Qual é a aparência de sua alma? Se ela estiver manchada por um único pecado, é mais deformada e horrível aos olhos de Deus do que qualquer outra coisa na terra. A alma neste estado assemelha-se a Lúcifer: de fato, este era o mais belo dos anjos, mas um pecado o transformou a tal ponto que, se o víssemos, morreríamos de pavor. Quão terrível será a aparência da sua alma, se ela estiver desfigurada não só por um, mas por muitos pecados? Então, por que não se apressa a fazer penitência, que o purificará, como um segundo Batismo?
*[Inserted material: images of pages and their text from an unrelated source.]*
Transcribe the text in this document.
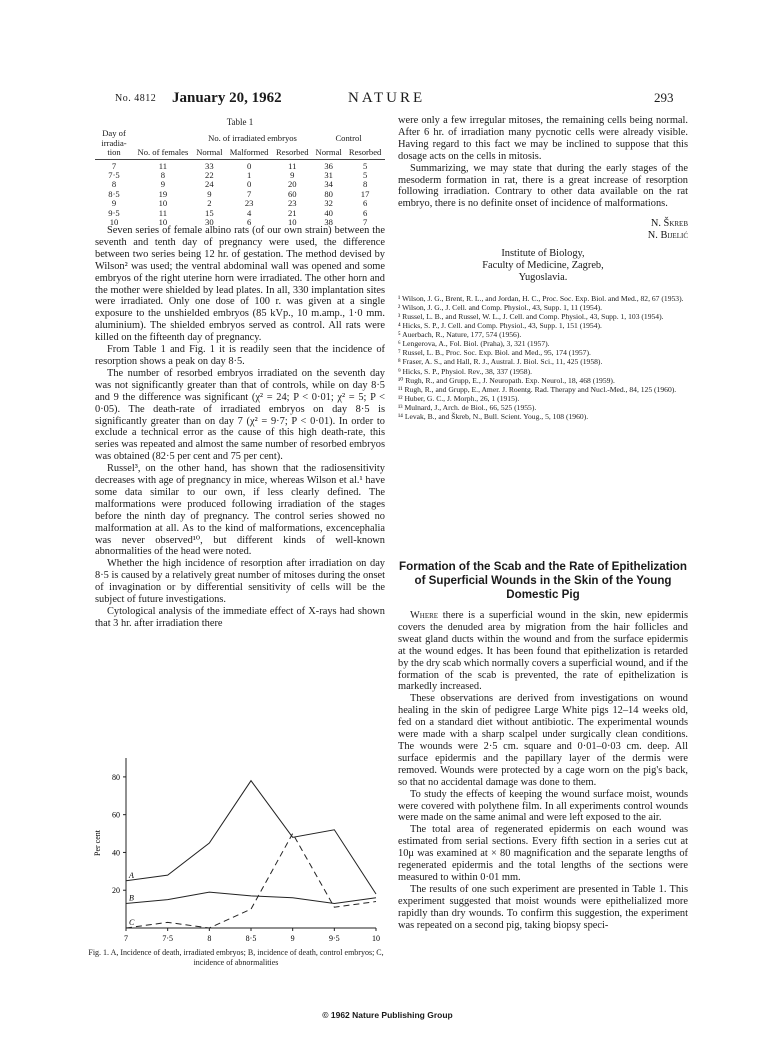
No. 4812 January 20, 1962	NATURE	293
Table 1						
Day of irradia-tion	No. of females	No. of irradiated embryos			Control	
		Normal	Malformed	Resorbed	Normal	Resorbed

7	11	33	0	11	36	5
7·5	8	22	1	9	31	5
8	9	24	0	20	34	8
8·5	19	9	7	60	80	17
9	10	2	23	23	32	6
9·5	11	15	4	21	40	6
10	10	30	6	10	38	7

Seven series of female albino rats (of our own strain) between the seventh and tenth day of pregnancy were used, the difference between two series being 12 hr. of gestation. The method devised by Wilson² was used; the ventral abdominal wall was opened and some embryos of the right uterine horn were irradiated. The other horn and the mother were shielded by lead plates. In all, 330 implantation sites were irradiated. Only one dose of 100 r. was given at a single exposure to the unshielded embryos (85 kVp., 10 m.amp., 1·0 mm. aluminium). The shielded embryos served as control. All rats were killed on the fifteenth day of pregnancy.

From Table 1 and Fig. 1 it is readily seen that the incidence of resorption shows a peak on day 8·5.

The number of resorbed embryos irradiated on the seventh day was not significantly greater than that of controls, while on day 8·5 and 9 the difference was significant (χ² = 24; P < 0·01; χ² = 5; P < 0·05). The death-rate of irradiated embryos on day 8·5 is significantly greater than on day 7 (χ² = 9·7; P < 0·01). In order to exclude a technical error as the cause of this high death-rate, this series was repeated and almost the same number of resorbed embryos was obtained (82·5 per cent and 75 per cent).

Russel³, on the other hand, has shown that the radiosensitivity decreases with age of pregnancy in mice, whereas Wilson et al.¹ have some data similar to our own, if less clearly defined. The malformations were produced following irradiation of the stages before the ninth day of pregnancy. The control series showed no malformation at all. As to the kind of malformations, excencephalia was never observed¹⁰, but different kinds of well-known abnormalities of the head were noted.

Whether the high incidence of resorption after irradiation on day 8·5 is caused by a relatively great number of mitoses during the onset of invagination or by differential sensitivity of cells will be the subject of future investigations.

Cytological analysis of the immediate effect of X-rays had shown that 3 hr. after irradiation there

were only a few irregular mitoses, the remaining cells being normal. After 6 hr. of irradiation many pycnotic cells were already visible. Having regard to this fact we may be inclined to suppose that this dosage acts on the cells in mitosis.

Summarizing, we may state that during the early stages of the mesoderm formation in rat, there is a great increase of resorption following irradiation. Contrary to other data available on the rat embryo, there is no definite onset of incidence of malformations.

N. Škreb
N. Bijelić
Institute of Biology,
Faculty of Medicine, Zagreb,
Yugoslavia.
¹ Wilson, J. G., Brent, R. L., and Jordan, H. C., Proc. Soc. Exp. Biol. and Med., 82, 67 (1953).
² Wilson, J. G., J. Cell. and Comp. Physiol., 43, Supp. 1, 11 (1954).
³ Russel, L. B., and Russel, W. L., J. Cell. and Comp. Physiol., 43, Supp. 1, 103 (1954).
⁴ Hicks, S. P., J. Cell. and Comp. Physiol., 43, Supp. 1, 151 (1954).
⁵ Auerbach, R., Nature, 177, 574 (1956).
⁶ Lengerova, A., Fol. Biol. (Praha), 3, 321 (1957).
⁷ Russel, L. B., Proc. Soc. Exp. Biol. and Med., 95, 174 (1957).
⁸ Fraser, A. S., and Hall, R. J., Austral. J. Biol. Sci., 11, 425 (1958).
⁹ Hicks, S. P., Physiol. Rev., 38, 337 (1958).
¹⁰ Rugh, R., and Grupp, E., J. Neuropath. Exp. Neurol., 18, 468 (1959).
¹¹ Rugh, R., and Grupp, E., Amer. J. Roentg. Rad. Therapy and Nucl.-Med., 84, 125 (1960).
¹² Huber, G. C., J. Morph., 26, 1 (1915).
¹³ Mulnard, J., Arch. de Biol., 66, 525 (1955).
¹⁴ Levak, B., and Škreb, N., Bull. Scient. Youg., 5, 108 (1960).
Formation of the Scab and the Rate of Epithelization of Superficial Wounds in the Skin of the Young Domestic Pig

Where there is a superficial wound in the skin, new epidermis covers the denuded area by migration from the hair follicles and sweat gland ducts within the wound and from the surface epidermis at the wound edges. It has been found that epithelization is retarded by the dry scab which normally covers a superficial wound, and if the formation of the scab is prevented, the rate of epithelization is markedly increased.

These observations are derived from investigations on wound healing in the skin of pedigree Large White pigs 12–14 weeks old, fed on a standard diet without antibiotic. The experimental wounds were made with a sharp scalpel under surgically clean conditions. The wounds were 2·5 cm. square and 0·01–0·03 cm. deep. All surface epidermis and the papillary layer of the dermis were removed. Wounds were protected by a cage worn on the pig's back, so that no accidental damage was done to them.

To study the effects of keeping the wound surface moist, wounds were covered with polythene film. In all experiments control wounds were made on the same animal and were left exposed to the air.

The total area of regenerated epidermis on each wound was estimated from serial sections. Every fifth section in a series cut at 10μ was examined at × 80 magnification and the separate lengths of regenerated epidermis and the total lengths of the sections were measured to within 0·01 mm.

The results of one such experiment are presented in Table 1. This experiment suggested that moist wounds were epithelialized more rapidly than dry wounds. To confirm this suggestion, the experiment was repeated on a second pig, taking biopsy speci-

20
40
60
80
7	7·5	8	8·5	9	9·5	10
Per cent
A
B
C
Fig. 1. A, Incidence of death, irradiated embryos; B, incidence of death, control embryos; C, incidence of abnormalities
© 1962 Nature Publishing Group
Por que você não se esforça por conservar limpa e bela a sua alma? 

Se o seu rosto tivesse uma imperfeição que o tornasse objeto de repugnância para todos, você não se esforçaria ao máximo por removê-la? Por que não fazer o mesmo com a sua alma, que, por causa do pecado, é terrível aos olhos do Todo-Poderoso? Se tivesse certeza de que, imediatamente após cometer um pecado, você perderia toda a beleza do rosto e do corpo, transformando-se em um monstro pavoroso, mesmo assim você pecaria? Muito provavelmente não. Então, por que peca, mesmo sabendo que isso deforma a alma, destrói toda a sua beleza e a transforma, aos olhos de Deus e de todos os santos, num monstro horripilante? Diz São Lourenço Justiniano: “Quem quiser preservar a beleza de sua alma, evite o pecado, porque não há nada que a deforme tanto quanto ele.”

“A Virgem e o Menino com Santa Catarina, Santo Agostinho, São Marcos e São João Batista”. Pintura de Tintoretto.

II. Catarina esforçou-se muito em obter conhecimentos mundanos, mas acabou conhecendo também a mais necessária de todas as ciências: a da salvação. Sem esta, todas as outras ciências lhe teriam sido inúteis. 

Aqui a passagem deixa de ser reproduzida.